Die ökumenische Bahnhofsmission in Magdeburg hat bei ihrer Gratwanderung offenbar Glück. Der Magdeburger Bahnhofsmanager Peter Brammer bedankte sich am fünften Geburtstag der ökumenischen Bahnhofsmission für die "partnerschaftliche Zusammenarbeit". Die Bahnhofsmission unterstütze die Bahn AG in ihrem Service für die Reisenden, sagte Brammer im Gespräch mit dem Tag des Herrn. Gelegentlichen Ärger mit "Problemgästen" der Einrichtung auf Bahnsteig sechs habe man bislang immer gemeinsam aus dem Weg räumen können

Nicht nur mit dem Bahnmanagement, auch mit dem Bundesgrenzschutz und der Bahnschutzgesellschaft arbeitet die Bahnhofsmission nach Einschätzung der Leiterin Adelheid Bornholdt gut zusammen. Unter anderem hat sich ein Arbeitskreis "Soziale Not am Bahnhof" gebildet, dem all diese Partner angehören, und der nicht nur zusammentrifft, wenn akute Schwierigkeiten auftreten

Noch ist allerdings offen, ob der gegenwärtige günstige Standort der Bahnhofsmission gehalten werden kann. Seit kurzem kann die Bahnhofsmission Räume im Erdgeschoß nutzen, die auch mit Rollstuhl oder Kinderwagen erreichbar sind. Die Räume im ersten Stock, in denen sich die Bahnhofsmission vorher aufhielt, werden gerade renoviert.
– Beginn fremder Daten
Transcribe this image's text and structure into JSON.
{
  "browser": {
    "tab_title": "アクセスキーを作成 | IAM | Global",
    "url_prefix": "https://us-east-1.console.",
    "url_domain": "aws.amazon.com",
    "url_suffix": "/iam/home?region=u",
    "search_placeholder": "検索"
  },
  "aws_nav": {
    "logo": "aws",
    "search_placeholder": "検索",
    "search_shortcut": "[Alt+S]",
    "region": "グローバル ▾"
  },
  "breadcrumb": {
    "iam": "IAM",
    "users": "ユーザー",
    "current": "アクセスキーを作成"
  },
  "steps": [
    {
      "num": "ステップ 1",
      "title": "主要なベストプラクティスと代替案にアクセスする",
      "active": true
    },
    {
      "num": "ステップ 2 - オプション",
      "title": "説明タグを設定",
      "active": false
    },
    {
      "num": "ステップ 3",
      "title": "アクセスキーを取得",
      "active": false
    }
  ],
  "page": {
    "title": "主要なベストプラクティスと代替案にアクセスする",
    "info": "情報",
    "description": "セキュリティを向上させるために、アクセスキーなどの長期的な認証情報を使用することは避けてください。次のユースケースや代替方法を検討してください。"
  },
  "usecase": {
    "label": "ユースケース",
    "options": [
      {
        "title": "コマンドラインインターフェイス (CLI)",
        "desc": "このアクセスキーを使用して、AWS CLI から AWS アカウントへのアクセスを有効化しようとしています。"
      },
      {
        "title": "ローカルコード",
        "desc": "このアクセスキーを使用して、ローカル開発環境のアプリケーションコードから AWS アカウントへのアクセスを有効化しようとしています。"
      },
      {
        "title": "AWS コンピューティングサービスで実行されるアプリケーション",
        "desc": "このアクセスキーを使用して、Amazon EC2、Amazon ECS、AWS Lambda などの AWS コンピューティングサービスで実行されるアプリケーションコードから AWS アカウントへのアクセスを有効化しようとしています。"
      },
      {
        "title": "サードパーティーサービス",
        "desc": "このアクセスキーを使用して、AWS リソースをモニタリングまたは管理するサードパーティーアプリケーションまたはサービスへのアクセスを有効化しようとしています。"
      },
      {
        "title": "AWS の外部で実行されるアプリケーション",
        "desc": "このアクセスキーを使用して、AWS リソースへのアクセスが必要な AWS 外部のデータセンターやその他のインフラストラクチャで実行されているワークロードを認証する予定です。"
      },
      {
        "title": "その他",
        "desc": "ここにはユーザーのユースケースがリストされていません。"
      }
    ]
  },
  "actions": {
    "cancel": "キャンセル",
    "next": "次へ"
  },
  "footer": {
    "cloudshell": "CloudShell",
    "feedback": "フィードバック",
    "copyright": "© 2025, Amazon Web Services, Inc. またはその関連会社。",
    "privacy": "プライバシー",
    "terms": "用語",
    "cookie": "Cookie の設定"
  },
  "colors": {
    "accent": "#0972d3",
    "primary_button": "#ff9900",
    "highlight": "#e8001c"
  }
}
Gerade für Reisende mit schwerem Gepäck sei das Erdgeschoß ideal, sagt Adelheid Bornholdt, die schon in der Aufbauphase der Magdeburger Bahnhofsmission dabei war. "Und schließlich ist die Begleitung der Reisenden unsere erste Aufgabe", betont sie

Doch auch die Arbeit für sozial Schwache liegt ihr am Herzen. "Der Bahnhof wird immer ein sozialer Brennpunkt bleiben", ist in der Konzeption der Bahnhofsmission zu lesen. "Hier wird sich die Armut immer wieder einfinden und sie wird nicht ausgesperrt werden können, denn die Wirklichkeit läßt sich nicht verdrängen", heißt es da weiter

Schon vor 50 Jahren war der Magdeburger Bahnhof ein Ort, an dem soziale Not sichtbar wurde. Aus dieser Zeit erzählte Anneliese Tausche den Festgästen des Missions-Jubiläums. Sie half als junges Mädchen von 1947 an drei Jahre lang in der katholischen Bahnhofsmission mit, die neben einer evangelischen Bahnhofsmission bis 1956 bestand. Sie gehörte zu einer Mädchengruppe der St.-Norbertgemeinde, die wöchentlich zum Dienst am Bahnhof eingeteilt wurde

Nach Feierabend ging das Lehrmädchen auf den Bahnhof und suchte an den Fernzügen gezielt nach Hilfsbedürftigen. Zumeist waren es Flüchtlinge aus dem Osten, ältere Menschen und Frauen mit Kinder, die ihr in den spärlich beleuchteten und schlecht heizbaren Raum der Bahnhofsmission folgten. Sie bot ihnen heißen Tee an. Für diejenigen, die erst am folgenden Tag weiterreisen konnten, gab es Übernachtungsmöglichkeiten. "Viele wollten mit dem Zug bis Marienborn. Sicher sind sie dann schwarz über die Grenze in den Westen gegangen", vermutet Anneliese Tausche

Dieser Beitrag wurde veröffentlicht in Ausgabe 17 des 47. Jahrgangs (im Jahr 1997).